Changes in the plasma proteome of Manduca sexta larvae in relation to the transcriptome variations after an immune challenge provide evidence for a high molecular weight immune complex

Manduca sexta is a lepidopteran model widely used to study insect physiological processes including innate immunity. In this study, we explored the proteomes of cell-free hemolymph from larvae injected with a sterile buffer (C) or a mixture of bacteria (I). Of the 654 proteins identified, 70 showed 1.67 to >200 fold abundance increases after the immune challenge; 51 decreased to 0−60% of the control levels. While there was no strong parallel between plasma protein levels and their transcript levels in hemocytes or fat body, the mRNA level changes (i.e. I/C ratios of normalized read numbers) in the tissues concurred with their protein level changes (i.e. I/C ratios of normalized spectral counts) with correlation coefficients of 0.44 and 0.57, respectively. Better correlations support that fat body contributes a more significant portion of the plasma proteins involved in various aspects of innate immunity.
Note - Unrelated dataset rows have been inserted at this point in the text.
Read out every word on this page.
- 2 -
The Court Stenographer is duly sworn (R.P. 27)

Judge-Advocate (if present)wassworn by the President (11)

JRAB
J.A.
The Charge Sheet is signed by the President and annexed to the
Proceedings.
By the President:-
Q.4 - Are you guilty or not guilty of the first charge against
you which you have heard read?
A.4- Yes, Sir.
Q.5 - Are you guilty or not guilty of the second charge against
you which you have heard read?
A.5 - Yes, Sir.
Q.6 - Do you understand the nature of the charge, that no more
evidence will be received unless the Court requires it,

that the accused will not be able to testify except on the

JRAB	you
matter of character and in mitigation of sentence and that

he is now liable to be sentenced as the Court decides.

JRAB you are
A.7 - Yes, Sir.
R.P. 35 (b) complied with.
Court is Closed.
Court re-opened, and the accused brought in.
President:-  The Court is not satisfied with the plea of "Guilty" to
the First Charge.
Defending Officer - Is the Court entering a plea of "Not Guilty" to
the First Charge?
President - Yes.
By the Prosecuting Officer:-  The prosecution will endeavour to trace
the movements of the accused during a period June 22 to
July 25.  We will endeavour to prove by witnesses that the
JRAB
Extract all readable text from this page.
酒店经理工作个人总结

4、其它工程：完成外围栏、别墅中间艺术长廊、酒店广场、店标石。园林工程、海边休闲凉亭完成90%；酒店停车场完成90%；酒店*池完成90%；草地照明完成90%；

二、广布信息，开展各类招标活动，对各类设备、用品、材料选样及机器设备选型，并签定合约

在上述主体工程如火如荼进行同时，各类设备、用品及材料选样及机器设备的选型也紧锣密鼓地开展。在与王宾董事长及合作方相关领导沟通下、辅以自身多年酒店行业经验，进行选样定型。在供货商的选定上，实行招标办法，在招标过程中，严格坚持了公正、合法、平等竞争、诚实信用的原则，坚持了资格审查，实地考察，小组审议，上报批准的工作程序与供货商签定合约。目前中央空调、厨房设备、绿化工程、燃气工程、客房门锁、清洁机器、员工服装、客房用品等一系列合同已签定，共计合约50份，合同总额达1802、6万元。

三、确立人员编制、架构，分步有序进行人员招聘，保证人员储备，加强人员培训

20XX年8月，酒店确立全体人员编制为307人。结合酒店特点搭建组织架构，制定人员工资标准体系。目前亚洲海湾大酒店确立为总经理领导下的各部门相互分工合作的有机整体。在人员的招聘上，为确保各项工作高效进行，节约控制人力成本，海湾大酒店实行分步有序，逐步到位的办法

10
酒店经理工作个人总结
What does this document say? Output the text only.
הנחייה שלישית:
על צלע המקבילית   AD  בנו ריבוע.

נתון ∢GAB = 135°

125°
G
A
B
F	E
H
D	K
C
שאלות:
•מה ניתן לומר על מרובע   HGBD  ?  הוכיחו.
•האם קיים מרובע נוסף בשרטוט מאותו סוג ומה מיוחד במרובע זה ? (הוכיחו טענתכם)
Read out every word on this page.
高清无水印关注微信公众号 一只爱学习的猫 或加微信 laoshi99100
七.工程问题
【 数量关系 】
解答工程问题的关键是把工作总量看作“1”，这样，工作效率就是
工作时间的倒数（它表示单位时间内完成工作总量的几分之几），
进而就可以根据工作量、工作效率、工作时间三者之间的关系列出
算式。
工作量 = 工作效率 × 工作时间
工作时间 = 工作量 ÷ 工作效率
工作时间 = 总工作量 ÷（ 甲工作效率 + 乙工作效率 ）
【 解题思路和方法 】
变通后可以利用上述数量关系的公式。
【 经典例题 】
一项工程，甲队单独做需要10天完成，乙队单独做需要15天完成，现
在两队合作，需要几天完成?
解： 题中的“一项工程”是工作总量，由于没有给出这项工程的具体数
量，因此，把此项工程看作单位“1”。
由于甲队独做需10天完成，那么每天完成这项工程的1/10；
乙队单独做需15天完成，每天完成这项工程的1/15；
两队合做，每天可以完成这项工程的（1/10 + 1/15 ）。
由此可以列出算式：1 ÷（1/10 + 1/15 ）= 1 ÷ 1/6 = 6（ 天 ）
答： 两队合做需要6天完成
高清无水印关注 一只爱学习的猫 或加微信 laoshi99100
Consistently, ratios of mRNA and protein levels were better correlated for immunity-related proteins than unrelated ones. There is a set of proteins whose apparent molecular masses differ considerably from the calculated M_r’s, suggestive of post-translational modifications. In addition, some low M_r proteins were detected in the range of 80 to >300 kDa on a reducing SDS-polyacrylamide gel, indicating the existence of high M_r covalent complexes. We identified 30 serine proteases and their homologs, eleven of which are known members of an extracellular immune signaling network. Along with our quantitative transcriptome data, the protein identification, inducibility, and association provide leads toward a focused exploration of humoral immunity in M. sexta.